Nach Festnahmen in Berlin Kein dringender Tatverdacht: Mutmaßliche Islamisten frei
Berlin (dpa) - Nach der Festnahme von sechs mutmaßlichen Islamisten parallel zum Berliner Halbmarathon sind die Verdächtigen wieder auf freiem Fuß. Die Männer im Alter von 18 bis 21 Jahren wurden aus dem Polizeigewahrsam entlassen, wie ein Sprecher der Berliner Staatsanwaltschaft sagte.
Es gebe keinen dringenden Tatverdacht gegen sie. Haftbefehle seien auch nicht beantragt worden. Gegen die Männer werde aber nach wie vor ermittelt. Beschlagnahmte Beweismittel - darunter Handys und Computer - sollen weiter ausgewertet werden.
Zwei Männer werden nach Angaben des Sprechers dem islamistischen Umfeld des Weihnachtsmarkt-Attentäters Anis Amri zugerechnet. Anfangs hieß es in Ermittlerkreisen, es sei mindestens ein sogenannter Gefährder unter den am Sonntag Festgenommenen. Damit wird eine Person bezeichnet, der die Behörden einen Terroranschlag zutrauen. Zur Nationalität der sechs Freigelassenen äußerten sich die Behörden nicht.
Der Tunesier Amri hatte im Dezember 2016 einen Laster entführt und in den Weihnachtsmarkt an der Berliner Gedächtniskirche gesteuert.

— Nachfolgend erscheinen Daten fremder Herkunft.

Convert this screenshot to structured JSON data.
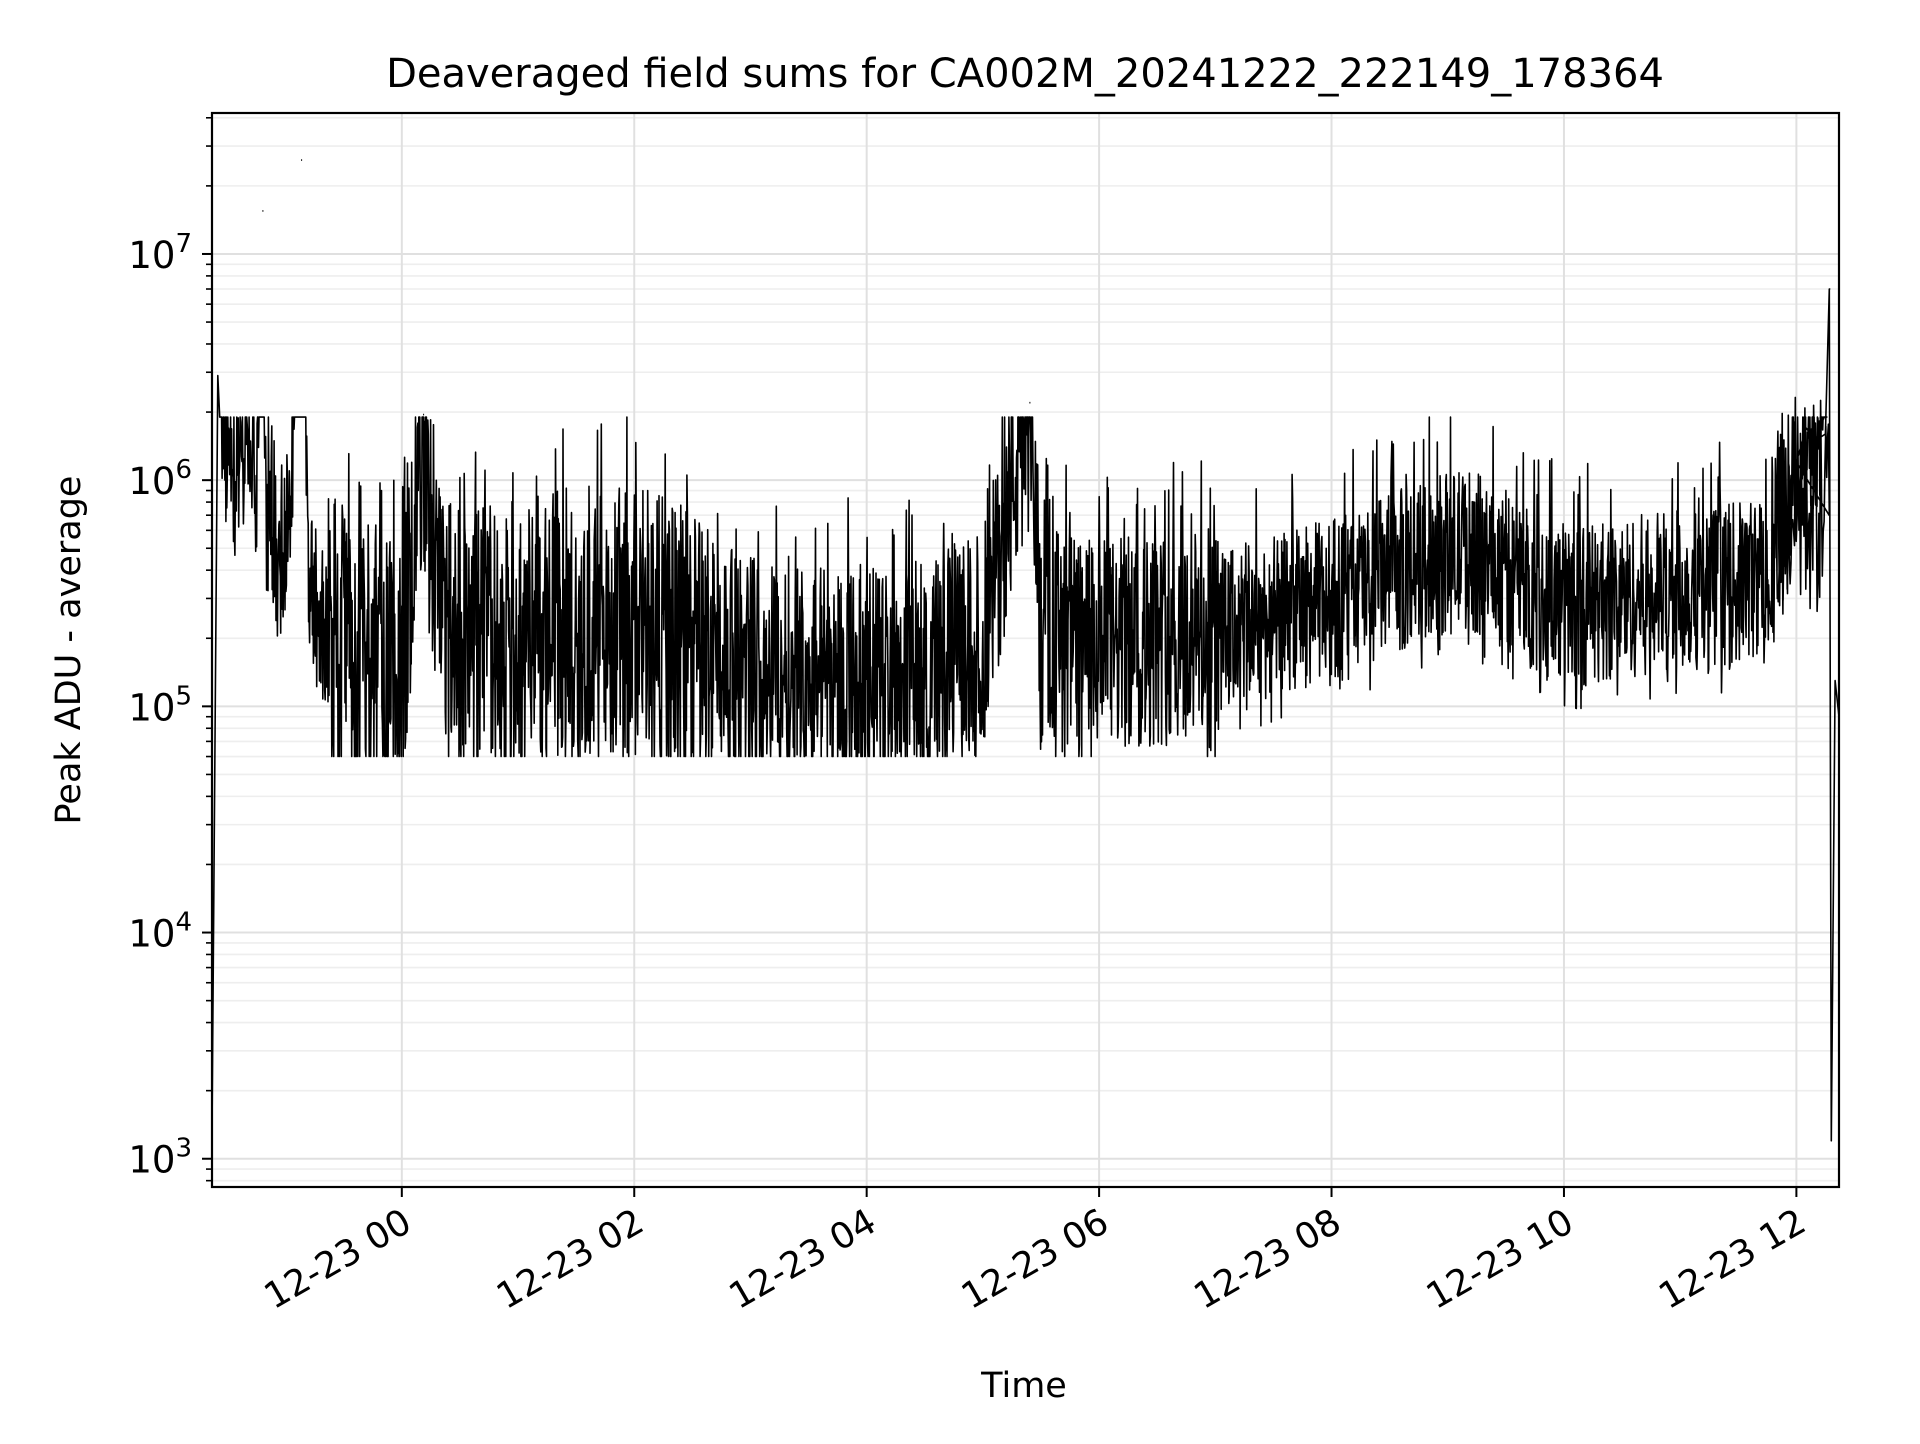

Bei dem bislang schwersten islamistischen Anschlag in Deutschland starben zwölf Menschen und annähernd 100 wurden verletzt. Amri wurde wenige Tage später auf der Flucht in Italien von Polizisten erschossen.
Nach Angaben von Ermittlern gab es bei den Festgenommenen zunächst den Anfangsverdacht der Vorbereitung einer schweren staatsgefährdenden Gewalttat. „Oberstes Gebot war: Kein Risiko durch Warten“, sagte Staatsanwaltschaft-Sprecher Martin Steltner der Deutschen Presse-Agentur.

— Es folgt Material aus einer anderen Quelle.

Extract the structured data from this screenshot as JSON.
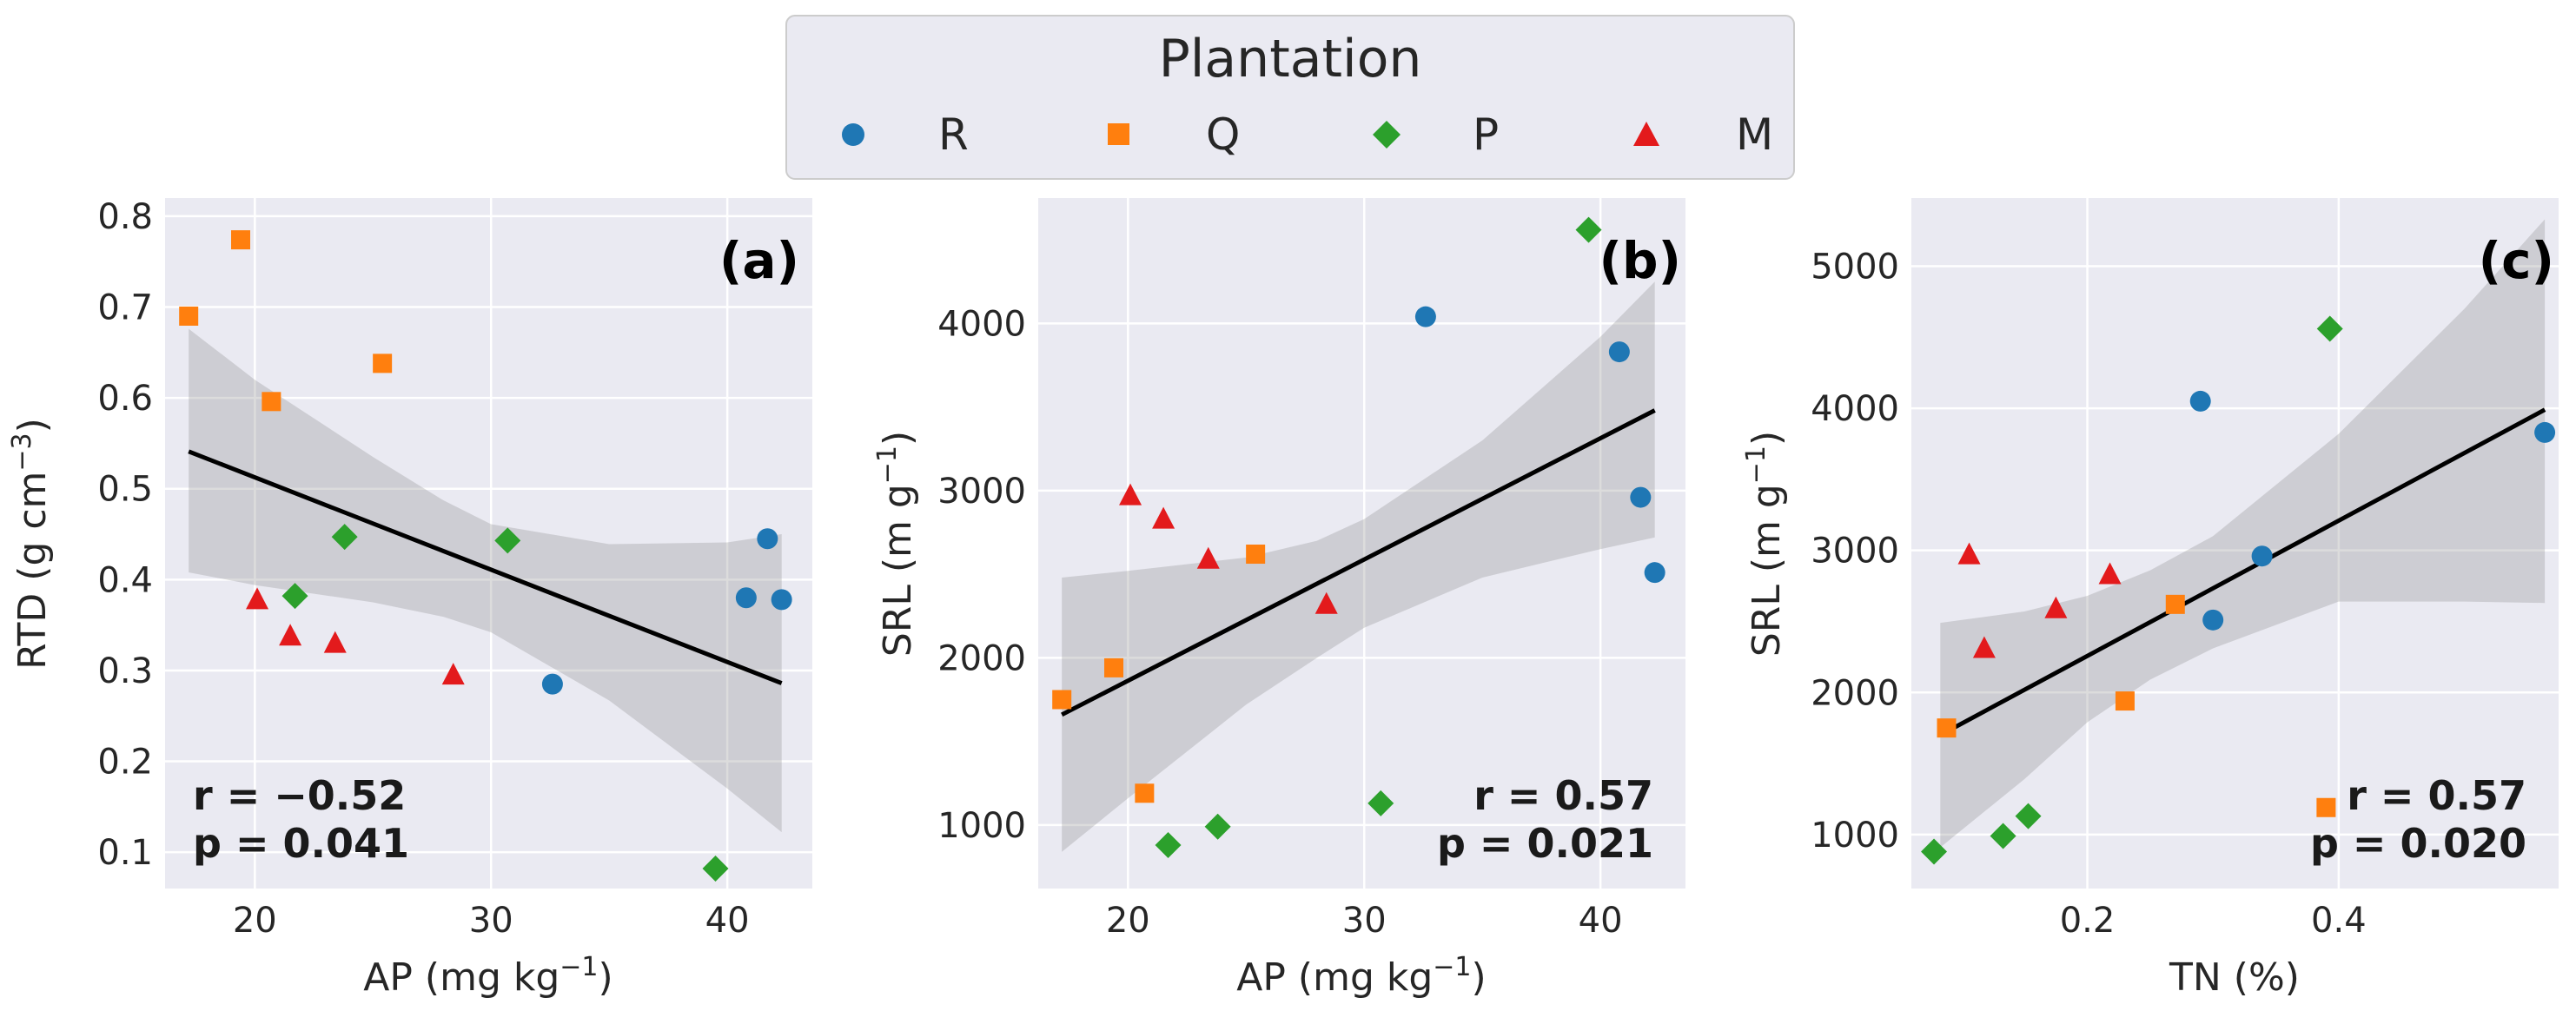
{
  "legend": {
    "title": "Plantation",
    "entries": [
      {
        "label": "R",
        "color": "#1f77b4",
        "marker": "circle"
      },
      {
        "label": "Q",
        "color": "#ff7f0e",
        "marker": "square"
      },
      {
        "label": "P",
        "color": "#2ca02c",
        "marker": "diamond"
      },
      {
        "label": "M",
        "color": "#e31a1c",
        "marker": "triangle"
      }
    ]
  },
  "chart_data": [
    {
      "type": "scatter",
      "panel": "(a)",
      "xlabel_main": "AP (mg kg",
      "xlabel_sup": "−1",
      "xlabel_tail": ")",
      "ylabel_main": "RTD (g cm",
      "ylabel_sup": "−3",
      "ylabel_tail": ")",
      "xlim": [
        16.2,
        43.6
      ],
      "ylim": [
        0.06,
        0.82
      ],
      "xticks": [
        20,
        30,
        40
      ],
      "yticks": [
        0.1,
        0.2,
        0.3,
        0.4,
        0.5,
        0.6,
        0.7,
        0.8
      ],
      "ytick_labels": [
        "0.1",
        "0.2",
        "0.3",
        "0.4",
        "0.5",
        "0.6",
        "0.7",
        "0.8"
      ],
      "stats": {
        "r": "r = −0.52",
        "p": "p = 0.041",
        "position": "bottom-left"
      },
      "fit": {
        "x": [
          17.2,
          42.3
        ],
        "y": [
          0.541,
          0.286
        ]
      },
      "ci": {
        "x": [
          17.2,
          20,
          25,
          28,
          30,
          35,
          40,
          42.3
        ],
        "upper": [
          0.676,
          0.62,
          0.535,
          0.487,
          0.461,
          0.439,
          0.441,
          0.45
        ],
        "lower": [
          0.408,
          0.394,
          0.375,
          0.359,
          0.342,
          0.267,
          0.17,
          0.122
        ]
      },
      "series": [
        {
          "name": "R",
          "x": [
            32.6,
            40.8,
            41.7,
            42.3
          ],
          "y": [
            0.285,
            0.38,
            0.445,
            0.378
          ]
        },
        {
          "name": "Q",
          "x": [
            17.2,
            19.4,
            20.7,
            25.4
          ],
          "y": [
            0.69,
            0.774,
            0.596,
            0.638
          ]
        },
        {
          "name": "P",
          "x": [
            21.7,
            23.8,
            30.7,
            39.5
          ],
          "y": [
            0.382,
            0.447,
            0.443,
            0.082
          ]
        },
        {
          "name": "M",
          "x": [
            20.1,
            21.5,
            23.4,
            28.4
          ],
          "y": [
            0.378,
            0.338,
            0.33,
            0.295
          ]
        }
      ]
    },
    {
      "type": "scatter",
      "panel": "(b)",
      "xlabel_main": "AP (mg kg",
      "xlabel_sup": "−1",
      "xlabel_tail": ")",
      "ylabel_main": "SRL (m g",
      "ylabel_sup": "−1",
      "ylabel_tail": ")",
      "xlim": [
        16.2,
        43.6
      ],
      "ylim": [
        620,
        4750
      ],
      "xticks": [
        20,
        30,
        40
      ],
      "yticks": [
        1000,
        2000,
        3000,
        4000
      ],
      "ytick_labels": [
        "1000",
        "2000",
        "3000",
        "4000"
      ],
      "stats": {
        "r": "r = 0.57",
        "p": "p = 0.021",
        "position": "bottom-right"
      },
      "fit": {
        "x": [
          17.2,
          42.3
        ],
        "y": [
          1660,
          3480
        ]
      },
      "ci": {
        "x": [
          17.2,
          20,
          25,
          28,
          30,
          35,
          40,
          42.3
        ],
        "upper": [
          2480,
          2520,
          2600,
          2700,
          2830,
          3300,
          3920,
          4250
        ],
        "lower": [
          840,
          1160,
          1720,
          2000,
          2180,
          2480,
          2650,
          2720
        ]
      },
      "series": [
        {
          "name": "R",
          "x": [
            32.6,
            40.8,
            41.7,
            42.3
          ],
          "y": [
            4040,
            3830,
            2960,
            2510
          ]
        },
        {
          "name": "Q",
          "x": [
            17.2,
            19.4,
            20.7,
            25.4
          ],
          "y": [
            1750,
            1940,
            1190,
            2620
          ]
        },
        {
          "name": "P",
          "x": [
            21.7,
            23.8,
            30.7,
            39.5
          ],
          "y": [
            880,
            990,
            1130,
            4560
          ]
        },
        {
          "name": "M",
          "x": [
            20.1,
            21.5,
            23.4,
            28.4
          ],
          "y": [
            2970,
            2830,
            2590,
            2320
          ]
        }
      ]
    },
    {
      "type": "scatter",
      "panel": "(c)",
      "xlabel_main": "TN (%)",
      "xlabel_sup": "",
      "xlabel_tail": "",
      "ylabel_main": "SRL (m g",
      "ylabel_sup": "−1",
      "ylabel_tail": ")",
      "xlim": [
        0.06,
        0.575
      ],
      "ylim": [
        620,
        5480
      ],
      "xticks": [
        0.2,
        0.4
      ],
      "xtick_labels": [
        "0.2",
        "0.4"
      ],
      "yticks": [
        1000,
        2000,
        3000,
        4000,
        5000
      ],
      "ytick_labels": [
        "1000",
        "2000",
        "3000",
        "4000",
        "5000"
      ],
      "stats": {
        "r": "r = 0.57",
        "p": "p = 0.020",
        "position": "bottom-right"
      },
      "fit": {
        "x": [
          0.083,
          0.564
        ],
        "y": [
          1700,
          3990
        ]
      },
      "ci": {
        "x": [
          0.083,
          0.15,
          0.2,
          0.25,
          0.3,
          0.4,
          0.5,
          0.564
        ],
        "upper": [
          2490,
          2570,
          2680,
          2860,
          3100,
          3820,
          4700,
          5330
        ],
        "lower": [
          910,
          1390,
          1790,
          2090,
          2310,
          2640,
          2640,
          2630
        ]
      },
      "series": [
        {
          "name": "R",
          "x": [
            0.29,
            0.3,
            0.339,
            0.564
          ],
          "y": [
            4050,
            2510,
            2960,
            3830
          ]
        },
        {
          "name": "Q",
          "x": [
            0.088,
            0.23,
            0.27,
            0.39
          ],
          "y": [
            1750,
            1940,
            2620,
            1190
          ]
        },
        {
          "name": "P",
          "x": [
            0.078,
            0.133,
            0.153,
            0.393
          ],
          "y": [
            880,
            990,
            1130,
            4560
          ]
        },
        {
          "name": "M",
          "x": [
            0.106,
            0.118,
            0.175,
            0.218
          ],
          "y": [
            2970,
            2310,
            2590,
            2830
          ]
        }
      ]
    }
  ]
}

Zu dem Einsatz hatte die Sicherheitskräfte auch die Amokfahrt am Samstag in Münster mit zwei Todesopfern bewogen. Später stellte sich heraus, dass der dortige Täter psychische Probleme und die Tat keinen politischen Hintergrund hatte. Er hatte sich erschossen.
Ein konkreter Terroranschlag auf den Halbmarathon war den Erkenntnissen zufolge nicht geplant. Die Männer seien aber durch verdächtige Verhaltensweisen im Vorfeld aufgefallen, so der Sprecher der Staatsanwaltschaft. Das sportliche Großereignis mit Zehntausenden Läufern und Zuschauern war laut Ermittlern nicht gefährdet.
Bei Durchsuchungen mehrerer Wohnungen in Charlottenburg, Wilmersdorf und Neukölln wurden am Sonntag weder Waffen noch Sprengstoff entdeckt. Auch zwei Autos wurden laut den Ermittlern überprüft. Die mit Hochdruck geführte Auswertung von Datenträgern, Spuren und Anhaftungen habe nicht zu einem dringenden Tatverdacht geführt, teilten Polizei und Staatsanwaltschaft mit.
Bundesinnenminister Horst Seehofer (CSU) sagte in München: „Wir haben eine sehr angespannte Sicherheitslage in der Bundesrepublik Deutschland nach wie vor.“ Mit einem Anschlag müsse jederzeit gerechnet werden. Vor diesem Hintergrund sei es richtig, wenn die Sicherheitsbehörden aufmerksam seien und auch Konsequenzen zögen.
Berlins Innensenator Andreas Geisel (SPD) bekräftigte: „Die Entscheidung von gestern war absolut richtig. Im Zweifel geht es um die Sicherheit der Bürger dieser Stadt und ihrer Gäste.“ Auch Justizsenator Dirk Behrendt (Grüne) dankte den Einsatzkräften.